From the Wall Street Journal’s “China Tech Firms Face Backlash Over Beijing’s Policies” ($), posted early Monday:

“Outrage over the deaths of 20 Indian soldiers last week in a border clash with Chinese troops added fuel to a boycott movement that has already seen Indian smartphone users mass-deleting Chinese-made software.

Indian officials said on Wednesday that they would bar their state-run telecom companies from purchasing equipment from Chinese companies such as ZTE Corp. and Huawei Technologies Co. for future 4G mobile networks. Indian authorities have also privately warned telecom operators against working with Chinese companies in the rollout of new 5G networks. As recently as December, Huawei and ZTE were welcomed to participate in India’s 5G trials.”

My take: A speed bump for Huawei, an opening for Apple.

See the Apple 3.0 India archives.

3 Comments

  1. Jerry Doyle said:
    “…. My take: A speed bump for Huawei, an opening for Apple.”

    My take: Be careful what you ask for, you may get it.

    Geopolitics are such these days that what goes around comes around. Everything in geopolitics is so fluid.

    What is good about geopolitics is global trade makes the world more entangled, and thus, more compelling for trading nations to work together through negotiations to resolve outstanding differences then resorting to traditional wars. The strongest of the strong can become weak, if suddenly all other nations unite to no longer feed the stronger’s pocketbook.

    In a global integrated economy, all economies need each other to reap higher levels of economic success to increase their indigenous populous’ lifestyles. Democracies are more vulnerable than authoritarian governments. When businesses and industries in a democratic led country suffers, they turn quickly against the incumbent office holder who either decides to exercise “profiles-in-courage,” or capitulate and survive politically. Even authoritarian governments, though, are vulnerable if their respective economies become so weak as to cause social unrest, thus throwing out the ruling authoritarians; a little more difficult, but doable.

    4
    June 22, 2020
  2. Bart Yee said:
    As usual Jerry, your comments were prescient. A new announcement comes from trade advisor Navarro saying the China trade deal was “over” and then the Administration and he walk back the remark.

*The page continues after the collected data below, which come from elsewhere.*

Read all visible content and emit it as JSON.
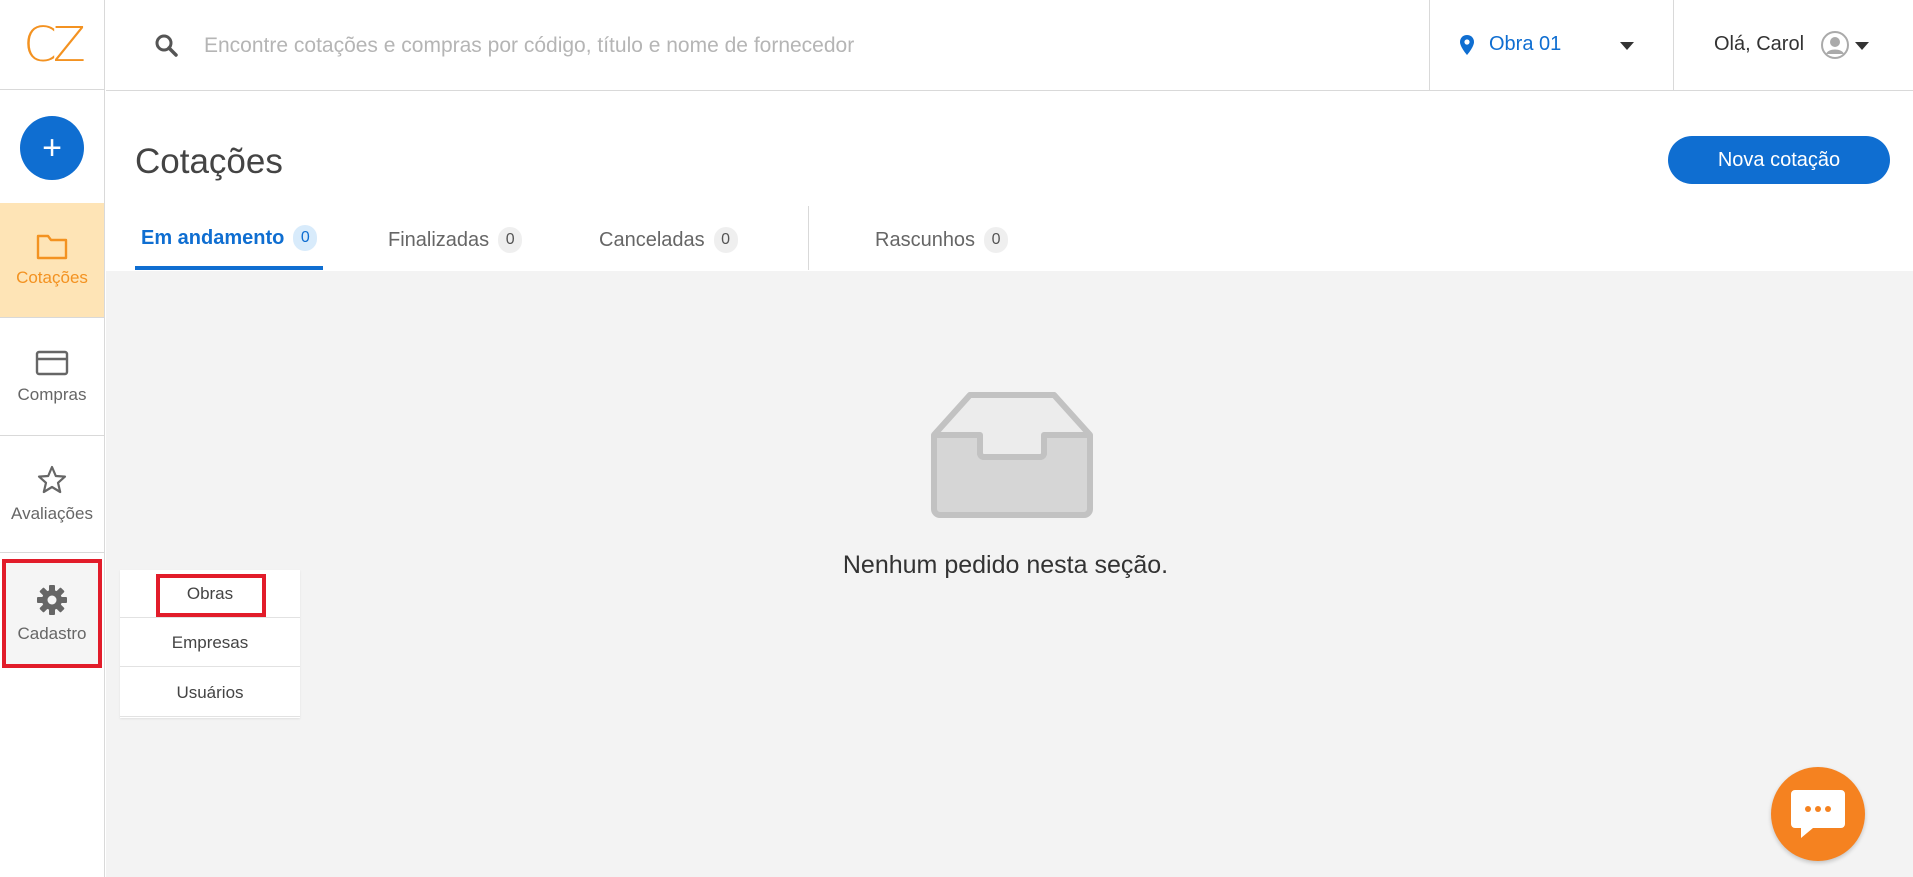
{
  "brand": {
    "logo_text": "CZ",
    "accent": "#f39221",
    "primary": "#0f6ed1"
  },
  "sidebar": {
    "add_button_label": "+",
    "items": [
      {
        "label": "Cotações",
        "icon": "folder-icon",
        "active": true
      },
      {
        "label": "Compras",
        "icon": "credit-card-icon",
        "active": false
      },
      {
        "label": "Avaliações",
        "icon": "star-icon",
        "active": false
      },
      {
        "label": "Cadastro",
        "icon": "gear-icon",
        "active": false
      }
    ]
  },
  "header": {
    "search": {
      "placeholder": "Encontre cotações e compras por código, título e nome de fornecedor",
      "value": ""
    },
    "obra": {
      "label": "Obra 01"
    },
    "user": {
      "greeting": "Olá, Carol"
    }
  },
  "main": {
    "title": "Cotações",
    "new_button_label": "Nova cotação",
    "tabs": [
      {
        "label": "Em andamento",
        "count": "0",
        "active": true
      },
      {
        "label": "Finalizadas",
        "count": "0",
        "active": false
      },
      {
        "label": "Canceladas",
        "count": "0",
        "active": false
      },
      {
        "label": "Rascunhos",
        "count": "0",
        "active": false
      }
    ],
    "empty_message": "Nenhum pedido nesta seção."
  },
  "submenu": {
    "items": [
      {
        "label": "Obras"
      },
      {
        "label": "Empresas"
      },
      {
        "label": "Usuários"
      }
    ]
  },
  "chat": {
    "icon": "chat-bubble-icon"
  }
}
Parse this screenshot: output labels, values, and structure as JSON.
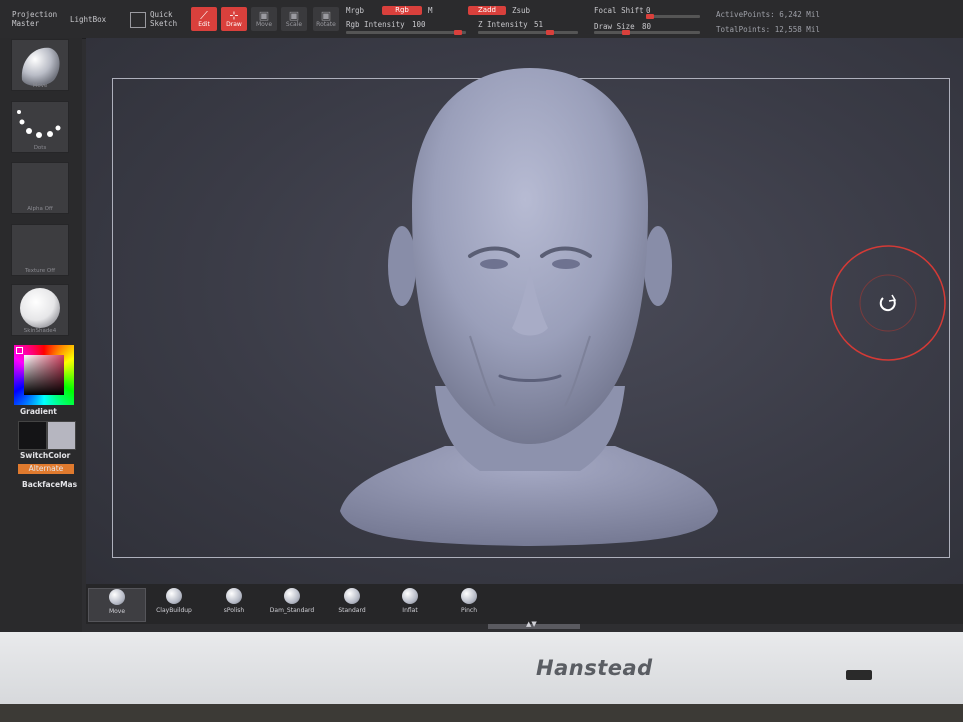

    Such inconsistency, posturing and almost market manipulation just makes one wonder how committed we are to getting our economy back on track vs other alternative reasons for actions and statements like this. It’s a double edged sword to mess with semi-stable trade relations at this point when America agricultural products exporters need to move goods and food at a time when they really need revenues and income.

    And for Apple, whenever they seem to get a sustained run based on reasonably factual company and team progress and innovation, some external events or geopolitical clash upends or temporarily halts the run. For some it’s true, slowing the run allows people to regroup and think out the next moves. It’s just a shame Apple has to fend off these external events as well.